As Russia diverges from the global economy, Soviet-style scarcity looms

The central bank has been cutting interest rates faster than expected as the rouble has rapidly appreciated. PHOTO: AFP

MOSCOW (NYTIMES) - Gripped by heavy economic sanctions and increasingly isolated from Western suppliers, Russia worked Thursday (May 26) to keep its factories and businesses running and stave off a return to Soviet-era scarcity.

As the central bank slashed interest rates again in an effort to prop up the economy, its chair, Ms Elvira Nabiullina, warned that the coming months would be "difficult for both companies and citizens" as the fallout on the Russian economy deepens more than three months into the invasion of Ukraine.

The economic toll on Russia, although difficult to quantify, has spread widely, from its largest companies to its small shops and workers.

Basic items, from paper to buttons, are in short supply. Prices of consumer goods have been soaring, with the inflation rate rising to 17.8 per cent last month before dipping slightly.

Sales in the lucrative energy sector, while still high, are projected to fall as European customers begin to pivot away from Russian oil. Airlines, cut off from Western manufacturers, are searching for spare parts.

The Russian automaker Avtotor even announced a lottery for free 10-acre (4ha) plots of land - and the chance to buy seed potatoes - so workers could grow their own food amid "the difficult economic situation."

The company announced the vegetable-farm giveaway after Western sanctions hobbled production at its assembly plant in Kaliningrad.

"I call what is happening now a horrible experiment," Mr Ivan Fedyakov, who runs Infoline, a market research firm in Russia, said in a telephone interview. "It has never happened in modern history when such a big and deeply integrated country would be so quickly and abruptly fenced off from the global economy."

The shortages and supply chain issues will only worsen, economists predict, as the West moves to turn Russia into an economic pariah.

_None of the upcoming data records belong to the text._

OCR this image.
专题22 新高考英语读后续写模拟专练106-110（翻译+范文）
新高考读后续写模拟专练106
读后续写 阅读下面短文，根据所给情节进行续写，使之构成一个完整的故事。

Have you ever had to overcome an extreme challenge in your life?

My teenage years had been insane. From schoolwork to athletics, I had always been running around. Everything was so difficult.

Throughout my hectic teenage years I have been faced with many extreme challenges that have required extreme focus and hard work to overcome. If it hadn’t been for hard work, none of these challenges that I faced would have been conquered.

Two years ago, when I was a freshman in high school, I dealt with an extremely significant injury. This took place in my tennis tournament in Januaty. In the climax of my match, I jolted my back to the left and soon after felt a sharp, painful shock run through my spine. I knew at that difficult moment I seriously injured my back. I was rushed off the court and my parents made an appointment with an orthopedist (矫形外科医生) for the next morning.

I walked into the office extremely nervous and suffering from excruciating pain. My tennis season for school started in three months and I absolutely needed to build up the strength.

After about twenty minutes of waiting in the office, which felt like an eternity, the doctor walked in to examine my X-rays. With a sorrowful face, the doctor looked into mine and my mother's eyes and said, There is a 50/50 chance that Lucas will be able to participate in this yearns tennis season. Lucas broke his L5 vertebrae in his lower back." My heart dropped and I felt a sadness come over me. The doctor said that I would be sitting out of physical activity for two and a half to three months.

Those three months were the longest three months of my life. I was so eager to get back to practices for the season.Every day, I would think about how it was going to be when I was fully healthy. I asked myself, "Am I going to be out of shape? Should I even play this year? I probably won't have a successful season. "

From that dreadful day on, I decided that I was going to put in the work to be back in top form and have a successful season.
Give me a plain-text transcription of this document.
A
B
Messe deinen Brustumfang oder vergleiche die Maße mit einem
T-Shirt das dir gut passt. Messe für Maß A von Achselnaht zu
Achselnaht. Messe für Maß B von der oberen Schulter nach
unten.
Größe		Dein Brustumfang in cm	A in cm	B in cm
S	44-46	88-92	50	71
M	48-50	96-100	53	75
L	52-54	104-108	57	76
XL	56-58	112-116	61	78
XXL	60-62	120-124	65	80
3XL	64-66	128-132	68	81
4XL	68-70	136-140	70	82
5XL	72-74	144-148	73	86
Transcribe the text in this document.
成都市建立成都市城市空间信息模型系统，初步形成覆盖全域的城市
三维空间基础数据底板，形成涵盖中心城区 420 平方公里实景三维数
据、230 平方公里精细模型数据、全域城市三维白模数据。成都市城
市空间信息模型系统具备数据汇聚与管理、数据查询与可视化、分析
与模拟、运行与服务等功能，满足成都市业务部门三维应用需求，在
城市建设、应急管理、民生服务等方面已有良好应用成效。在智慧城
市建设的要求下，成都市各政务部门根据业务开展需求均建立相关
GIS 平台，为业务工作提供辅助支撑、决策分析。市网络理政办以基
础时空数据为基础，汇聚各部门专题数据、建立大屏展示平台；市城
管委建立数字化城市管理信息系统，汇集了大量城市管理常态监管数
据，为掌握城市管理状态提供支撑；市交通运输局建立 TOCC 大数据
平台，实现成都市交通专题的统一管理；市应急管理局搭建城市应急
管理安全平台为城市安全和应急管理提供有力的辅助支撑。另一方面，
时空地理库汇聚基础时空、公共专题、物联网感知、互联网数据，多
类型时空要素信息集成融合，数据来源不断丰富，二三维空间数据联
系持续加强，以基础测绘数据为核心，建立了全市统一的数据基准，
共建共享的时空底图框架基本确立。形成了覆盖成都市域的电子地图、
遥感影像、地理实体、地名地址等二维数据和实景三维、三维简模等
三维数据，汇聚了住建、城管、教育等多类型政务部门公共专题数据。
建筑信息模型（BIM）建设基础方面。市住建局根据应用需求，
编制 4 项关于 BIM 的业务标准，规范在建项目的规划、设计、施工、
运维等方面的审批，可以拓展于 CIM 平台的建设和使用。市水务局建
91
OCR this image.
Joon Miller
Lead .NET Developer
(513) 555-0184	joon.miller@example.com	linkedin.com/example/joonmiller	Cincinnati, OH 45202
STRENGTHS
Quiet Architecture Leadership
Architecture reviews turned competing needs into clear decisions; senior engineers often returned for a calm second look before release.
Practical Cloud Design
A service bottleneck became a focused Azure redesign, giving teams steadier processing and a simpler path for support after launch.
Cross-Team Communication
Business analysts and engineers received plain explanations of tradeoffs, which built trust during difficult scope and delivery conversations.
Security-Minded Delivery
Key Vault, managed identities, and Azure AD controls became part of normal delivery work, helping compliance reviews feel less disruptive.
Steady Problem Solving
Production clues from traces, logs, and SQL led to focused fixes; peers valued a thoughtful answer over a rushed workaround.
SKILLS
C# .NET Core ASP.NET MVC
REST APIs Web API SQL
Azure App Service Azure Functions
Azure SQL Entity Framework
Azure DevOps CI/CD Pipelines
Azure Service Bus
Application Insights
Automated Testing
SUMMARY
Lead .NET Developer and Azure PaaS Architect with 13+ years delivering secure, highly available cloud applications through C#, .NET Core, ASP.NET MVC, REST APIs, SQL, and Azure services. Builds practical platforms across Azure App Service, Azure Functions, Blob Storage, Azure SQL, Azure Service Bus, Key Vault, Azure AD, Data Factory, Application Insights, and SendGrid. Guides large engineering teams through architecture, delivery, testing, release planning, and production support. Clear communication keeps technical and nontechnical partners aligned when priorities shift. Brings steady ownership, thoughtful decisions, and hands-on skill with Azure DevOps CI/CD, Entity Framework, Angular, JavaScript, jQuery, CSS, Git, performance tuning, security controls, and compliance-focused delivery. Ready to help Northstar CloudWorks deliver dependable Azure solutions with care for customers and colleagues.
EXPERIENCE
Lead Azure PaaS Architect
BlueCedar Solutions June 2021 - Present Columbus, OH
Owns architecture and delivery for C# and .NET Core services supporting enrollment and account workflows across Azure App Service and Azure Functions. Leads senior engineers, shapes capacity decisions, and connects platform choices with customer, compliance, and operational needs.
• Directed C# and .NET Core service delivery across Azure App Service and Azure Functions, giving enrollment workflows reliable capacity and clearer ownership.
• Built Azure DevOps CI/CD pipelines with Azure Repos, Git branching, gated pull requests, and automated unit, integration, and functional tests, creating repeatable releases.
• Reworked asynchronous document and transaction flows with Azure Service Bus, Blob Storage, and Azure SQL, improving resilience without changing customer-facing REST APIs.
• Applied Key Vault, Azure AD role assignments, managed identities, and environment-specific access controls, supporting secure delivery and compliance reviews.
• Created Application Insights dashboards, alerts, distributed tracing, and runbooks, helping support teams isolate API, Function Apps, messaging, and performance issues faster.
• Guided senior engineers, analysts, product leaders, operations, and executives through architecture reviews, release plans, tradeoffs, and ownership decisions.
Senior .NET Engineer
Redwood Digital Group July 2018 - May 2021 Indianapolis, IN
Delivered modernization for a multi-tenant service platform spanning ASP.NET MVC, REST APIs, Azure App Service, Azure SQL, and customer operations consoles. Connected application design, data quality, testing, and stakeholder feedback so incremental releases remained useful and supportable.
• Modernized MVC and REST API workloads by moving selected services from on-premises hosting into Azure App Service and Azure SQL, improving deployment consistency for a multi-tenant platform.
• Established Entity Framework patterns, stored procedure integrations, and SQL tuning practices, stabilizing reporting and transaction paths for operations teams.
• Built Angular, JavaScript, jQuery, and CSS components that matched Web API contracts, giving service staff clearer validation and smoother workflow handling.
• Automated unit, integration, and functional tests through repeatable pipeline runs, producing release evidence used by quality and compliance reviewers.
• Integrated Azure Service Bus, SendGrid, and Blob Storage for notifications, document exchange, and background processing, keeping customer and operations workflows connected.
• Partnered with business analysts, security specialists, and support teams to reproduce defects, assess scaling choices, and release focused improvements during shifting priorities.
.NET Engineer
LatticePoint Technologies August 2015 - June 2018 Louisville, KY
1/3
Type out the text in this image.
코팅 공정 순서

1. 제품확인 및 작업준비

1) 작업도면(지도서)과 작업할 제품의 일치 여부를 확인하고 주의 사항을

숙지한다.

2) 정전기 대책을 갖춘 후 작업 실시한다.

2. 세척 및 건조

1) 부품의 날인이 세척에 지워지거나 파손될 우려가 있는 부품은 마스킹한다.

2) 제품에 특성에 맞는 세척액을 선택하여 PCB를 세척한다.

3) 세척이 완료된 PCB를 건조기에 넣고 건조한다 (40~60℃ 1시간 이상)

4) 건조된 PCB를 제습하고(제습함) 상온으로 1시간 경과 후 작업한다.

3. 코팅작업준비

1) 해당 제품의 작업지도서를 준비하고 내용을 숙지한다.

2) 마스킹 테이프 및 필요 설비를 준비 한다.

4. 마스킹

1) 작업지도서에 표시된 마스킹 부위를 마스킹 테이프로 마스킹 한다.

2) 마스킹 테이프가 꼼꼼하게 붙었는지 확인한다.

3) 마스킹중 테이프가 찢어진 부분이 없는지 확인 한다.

It is unclear what might reverse that tectonic shift, short of major changes in Moscow, analysts say, including the end of President Vladimir Putin's rule.

The central bank has been cutting interest rates faster than expected as the rouble has rapidly appreciated, reaching its strongest level in four years against the US dollar this week. A strong rouble hurts exports and lowers government revenues from dollar-denominated energy sales.

Yet even that rebound in the rouble is a sign of weakness, economists say, reflecting a sanctions-induced collapse in imports that, combined with a continued gusher of energy revenues, has sent the country's current account soaring.

"The economic prospects for Russia are especially gloomy," the Bank of Finland said in an analysis this month. "By initiating a brutal war against Ukraine, Russia has chosen to become much poorer and less influential in economic terms."

A destroyed home in the village of Vilkhivka, east of Kharkiv, on May 19, 2022. PHOTO: NYTIMES

Mr Putin, in a tacit acknowledgment of the economic toll of the war, promised this week to increase the minimum wage, pensions and military benefits, even as he shrugged off the mass exodus of foreign firms since the invasion on Feb 24.

"Sometimes you look at those leaving and think, 'Maybe thank God that they are,'" Mr Putin said in a televised meeting Thursday. "Our businesses and our manufacturers have grown up and will successfully find a place on ground prepared by our partners. Nothing will change."

Despite the devil-may-care official attitude, nearly 1,000 companies have left Russia, including Nike, Reebok, Starbucks and McDonald's, citing an untenable situation, as well as logistical and payment issues, among other reasons.

Delivery paths that Russia relies on to import materials for products as diverse as cars, tampons and ceramic plates have been blocked by European countries. DHL, UPS and FedEx have refused to make deliveries in Russia for months.

Companies such as Adobe and Oracle have suspended operations there, and there are concerns that Russia could soon run out of data storage space.

Russia has avoided some economic pain, at least temporarily, because the European Union has not been able to overcome Hungary's objections to a proposed oil embargo, which would be one of the toughest measures imposed by the West so far.

But oil revenues are still expected to decline over time as individual countries reduce their dependence on Russian energy.

On the battlefield, Russia's ambitions are narrowing to three cities in the Donbas region, where it has made significant gains and could soon gain complete control. Yet, with the unexpectedly rapid depletion of its troops and equipment, some analysts expect the battle to be Russia's last major offensive of the war.

On Thursday, Russian forces shelled Kharkiv, Ukraine's second-largest city, 25 miles (40km) from the Russian border, resuming attacks weeks after Ukrainian forces pushed Russian troops away from the city, giving it a brief respite.

Seven people were killed and 17 more were injured as five neighbourhoods came under fire from rocket-propelled grenade launchers and artillery, the head of the Kharkiv regional military administration, Mr Oleh Synyehubov, said.

"Many people returned to Kharkiv thinking they were safe," said a 28-year-old man in a bulletproof vest who gave his name only as Ilya. "But now they don't feel that way anymore. I saw four families in my apartment building packing up their cars to leave."